¿Qué Están Aprendiendo Tus Hijos de Tí?

 

La gente me dice que a heredado comportamientos problemáticos, como la ansiedad de un padre de forma regular. A menudo no consideran que algunos de sus comportamientos realmente son aprendidos. A menudo no pensamos en el impacto que las actitudes y comportamientos de nuestros padres han tenido sobre nosotros o el impacto de nuestras propias actitudes y comportamientos en nuestros propios hijos.
El otro día, aprendí una valiosa lección sobre este tema y el maestro, fue mi hijo.

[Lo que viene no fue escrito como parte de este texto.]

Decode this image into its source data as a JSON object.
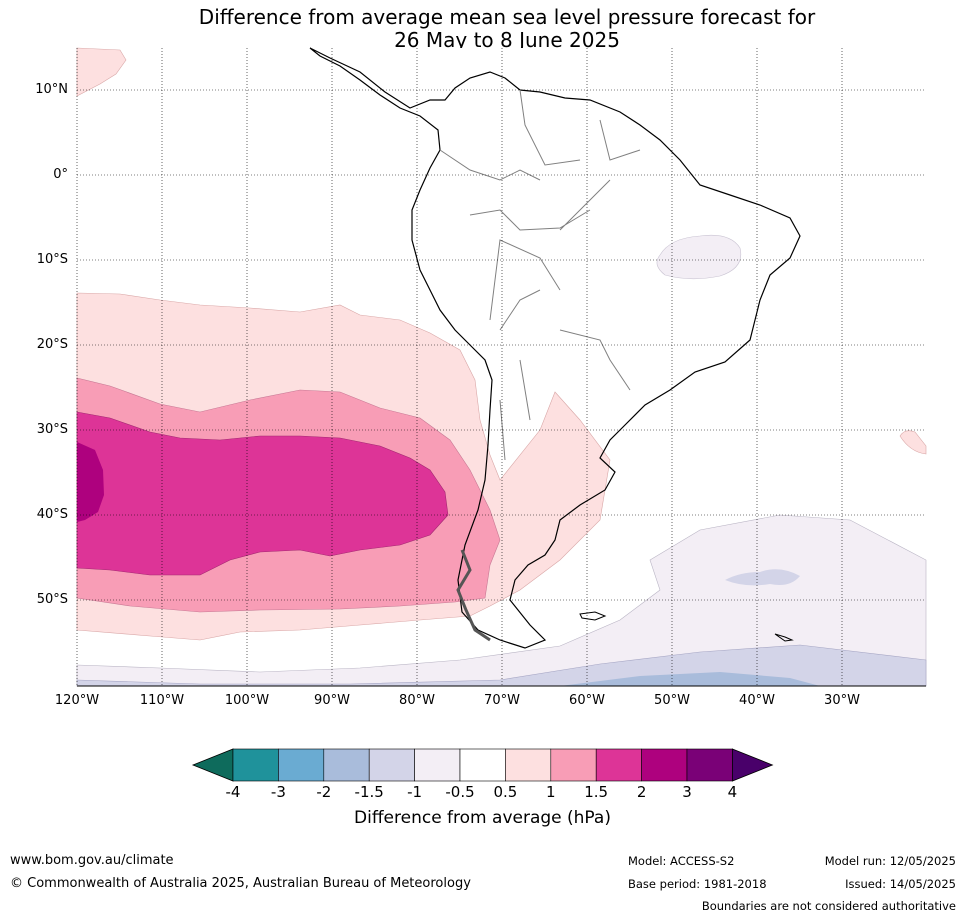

Fue uno de esos días en los que sentía que todo me estaba saliendo mal. Esto incluía el hecho de que mi sobrino accidentalmente se llevo mis llaves con él, lo que significaba que estaba atrapado en casa en lugar de hacer todas las cosas que tenía que hacer. Mi sobrino no vive cerca tampoco y era hora pico, así que iba a tomar un tiempo para conseguirlos. Recuerdo que miré mi teléfono y me sentí frustrada. Di un gran suspiro. De repente escuché a mi hijo imitarme y dar el mismo suspiro exacto. Sin darme cuenta, mi hijo me estaba observando. El estaba aprendiendo a sentirse abrumado y frustrado de mi. Inmediatamente, pensé, “No quiero esto para mi hijo. Incluso si me siento frustrada, ese no es el ejemplo que quiero darle. Quiero que vea el ejemplo de una madre que puede afrontar lo que sea que se cruce en su camino. En ese momento, decidí practicar la gratitud. Por mi trabajo, sé que es lo mejor que puedes hacer cuando sientes que todo va mal. A veces, solo necesitas concentrarte en las cosas buenas que tienes en tu vida. Me senté con mi hijo, comencé a abrazarlo y besarlo y luego acaricié y besé a nuestro perro también. Pasé de sentirme realmente abrumada a elegir aceptar las cosas por lo que eran. Obviamente no estaba en control de varias situaciónes y el estar enojada no iba a ayudarme de ninguna manera. Lo mejor que podia hacer era recuperar el equilibrio, así que decidí estar agradecido. Elegí estar agradecida por el hecho de que en el gran esquema de las cosas, las cosas negativas que estaba experimentando eran cosas que podían remediarse o los problemas que tenían que ver con otra persona, no conmigo. Mi hijo estaba feliz y juguetón, mi perro meneaba la cola y me daba besos. En ese momento, pude volver a mi centro para poder disfrutar realmente el momento. Es sorprendente lo que un poco de conciencia puede hacer por ti.
La próxima vez que estés cerca de un niño o niños, toma conciencia de lo que podrías estar enseñandoles y si te das cuenta de que es algo que no es bueno, simplemente comienza a hacer ese cambio dentro de ti. De la misma manera que uno puede aprender a ser de cierta forma negativa, uno también puede cambiar de marcha y regresar a lo positivo.